ESR2: “Epigenetic information recovery after DSB repair”

CNRS (G. Legube group): Epigenetic information recovery after DSB repair

i. Objective of research: To study how chromatin modifications established during DSB repair are erased following repair completion, in order to recover proper epigenetic information.

ii. Current state of the art: Amongst the types of damage that can challenge the DNA molecule, DNA Double Strands Breaks (DSBs) are the most deleterious since they can lead to various mutations and chromosomes rearrangements. DSBs are repaired by two main groups of pathways, namely Non-Homologous End Joining (NHEJ) and Homologous Recombination (HR) that are both essential for survival. Over the past few years it has become evident that chromatin, that packages DNA in eukaryotes nuclei and that is encoding epigenetic information, is the real substrate for all DNA related processes and plays a decisive role in DNA repair. Following break induction chromatin is locally modified and recently, using ChIP-seq, we have been able to draw a more comprehensive picture of the chromatin landscape induced around DSBs, and more specifically to decipher the “histone code” associated with each repair pathway (HR or NHEJ). However, in order to maintain cell fate, this specific chromatin landscape established during DSB repair must be removed following repair, in order to restore the proper epigenetic information.

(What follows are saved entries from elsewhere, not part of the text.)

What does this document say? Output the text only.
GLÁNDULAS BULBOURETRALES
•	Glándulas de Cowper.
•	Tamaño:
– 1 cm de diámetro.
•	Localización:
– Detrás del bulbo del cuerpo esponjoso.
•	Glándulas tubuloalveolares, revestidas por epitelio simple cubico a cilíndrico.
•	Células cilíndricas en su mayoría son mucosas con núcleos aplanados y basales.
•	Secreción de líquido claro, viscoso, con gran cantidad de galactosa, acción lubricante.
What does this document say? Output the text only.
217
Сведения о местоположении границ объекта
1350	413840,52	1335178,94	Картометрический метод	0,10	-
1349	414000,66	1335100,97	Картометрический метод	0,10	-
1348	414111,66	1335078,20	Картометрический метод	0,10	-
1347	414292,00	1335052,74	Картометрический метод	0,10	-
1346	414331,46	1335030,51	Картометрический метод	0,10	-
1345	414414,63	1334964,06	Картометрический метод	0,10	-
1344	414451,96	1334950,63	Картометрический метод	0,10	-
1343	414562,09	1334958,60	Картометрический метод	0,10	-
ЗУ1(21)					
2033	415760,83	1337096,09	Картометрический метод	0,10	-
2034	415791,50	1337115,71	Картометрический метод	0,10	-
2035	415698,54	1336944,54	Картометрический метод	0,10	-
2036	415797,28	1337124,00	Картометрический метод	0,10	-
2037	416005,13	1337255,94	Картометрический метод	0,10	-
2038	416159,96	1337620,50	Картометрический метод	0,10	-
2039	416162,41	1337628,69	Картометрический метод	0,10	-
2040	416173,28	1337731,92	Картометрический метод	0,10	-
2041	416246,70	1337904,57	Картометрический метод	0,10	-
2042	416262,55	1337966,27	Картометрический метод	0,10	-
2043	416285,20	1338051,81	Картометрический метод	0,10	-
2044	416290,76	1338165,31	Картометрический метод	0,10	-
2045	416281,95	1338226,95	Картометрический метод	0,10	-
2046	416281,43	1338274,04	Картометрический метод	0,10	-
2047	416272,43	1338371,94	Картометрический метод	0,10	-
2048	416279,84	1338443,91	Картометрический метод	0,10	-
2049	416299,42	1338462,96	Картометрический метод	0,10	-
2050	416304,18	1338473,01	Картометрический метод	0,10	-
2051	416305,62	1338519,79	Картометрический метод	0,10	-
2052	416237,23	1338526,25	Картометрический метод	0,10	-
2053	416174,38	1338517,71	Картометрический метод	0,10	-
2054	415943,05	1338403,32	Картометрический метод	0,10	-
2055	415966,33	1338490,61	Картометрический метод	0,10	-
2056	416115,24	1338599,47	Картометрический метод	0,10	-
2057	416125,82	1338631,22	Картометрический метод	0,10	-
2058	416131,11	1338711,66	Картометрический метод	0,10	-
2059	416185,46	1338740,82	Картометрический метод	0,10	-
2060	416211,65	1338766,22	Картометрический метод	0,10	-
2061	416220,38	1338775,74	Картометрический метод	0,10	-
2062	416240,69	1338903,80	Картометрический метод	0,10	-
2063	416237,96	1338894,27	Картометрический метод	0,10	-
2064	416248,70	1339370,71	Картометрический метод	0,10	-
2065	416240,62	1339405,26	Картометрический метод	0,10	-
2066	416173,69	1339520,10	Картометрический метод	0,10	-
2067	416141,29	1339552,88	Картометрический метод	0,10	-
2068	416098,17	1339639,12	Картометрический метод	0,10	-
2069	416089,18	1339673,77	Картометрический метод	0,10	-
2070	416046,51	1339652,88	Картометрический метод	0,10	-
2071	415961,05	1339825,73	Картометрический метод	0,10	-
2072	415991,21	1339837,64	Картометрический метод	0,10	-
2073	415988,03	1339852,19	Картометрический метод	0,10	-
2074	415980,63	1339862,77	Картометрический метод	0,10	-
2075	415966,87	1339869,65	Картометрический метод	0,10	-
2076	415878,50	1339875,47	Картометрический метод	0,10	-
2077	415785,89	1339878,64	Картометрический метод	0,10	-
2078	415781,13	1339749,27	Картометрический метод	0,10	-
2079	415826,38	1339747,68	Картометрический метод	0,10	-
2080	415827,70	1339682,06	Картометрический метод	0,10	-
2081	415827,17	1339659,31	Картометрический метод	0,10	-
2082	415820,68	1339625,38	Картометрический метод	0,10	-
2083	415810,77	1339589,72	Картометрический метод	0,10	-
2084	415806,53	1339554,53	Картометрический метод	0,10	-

iii. Research methodology and approach: A prerequisite to investigate how chromatin is restored following DSB repair, is to induce DSBs at well identified loci where chromatin can be analyzed. Hence, we will use the experimental system that we developed a few years ago, where multiples sequence-specific DSBs, widespread across the genome can be rapidly induced using a restriction enzyme whose activity can be turned ON and OFF by adding respectively hydroxytamoxifen (4OHT) and auxin (IAA) to the culture medium. ChIP-seq will be performed against histone modifications and histone variant identified as either induced/deposited (H4K20 trimethylation, macroH2A, γH2AX) or removed (H3K79me2, H2AZ, H1), before DSB induction, after DSB induction (with 4OHT) and at different time points after auxin addition. These experiments will also be performed in synchronized cells in order to address the cell cycle stage specificity for chromatin recovery, and in various siRNA backgrounds (against chromatin modifiers). Functional consequences on cell survival will be further investigated.

iv. Originality and innovative aspects of the ESR project: While chromatin modifications establishment and function have received considerable attention over the past few years, the information on kinetics and mechanisms for chromatin recovery following repair are still very sparse, although these events are necessary to maintain cell fate. The project will give insights into this essential step of DSB repair.

v. Integration of the ESR project to the overall research programme: Our ESR will collaborate with the Polo group on microscopy after UV damage, with the Crosetto group on the genome-wide detection of DSBs, with Genevia and Norgenotech on the analysis of ChIP-seq data and the development of novel assays for DSB detection.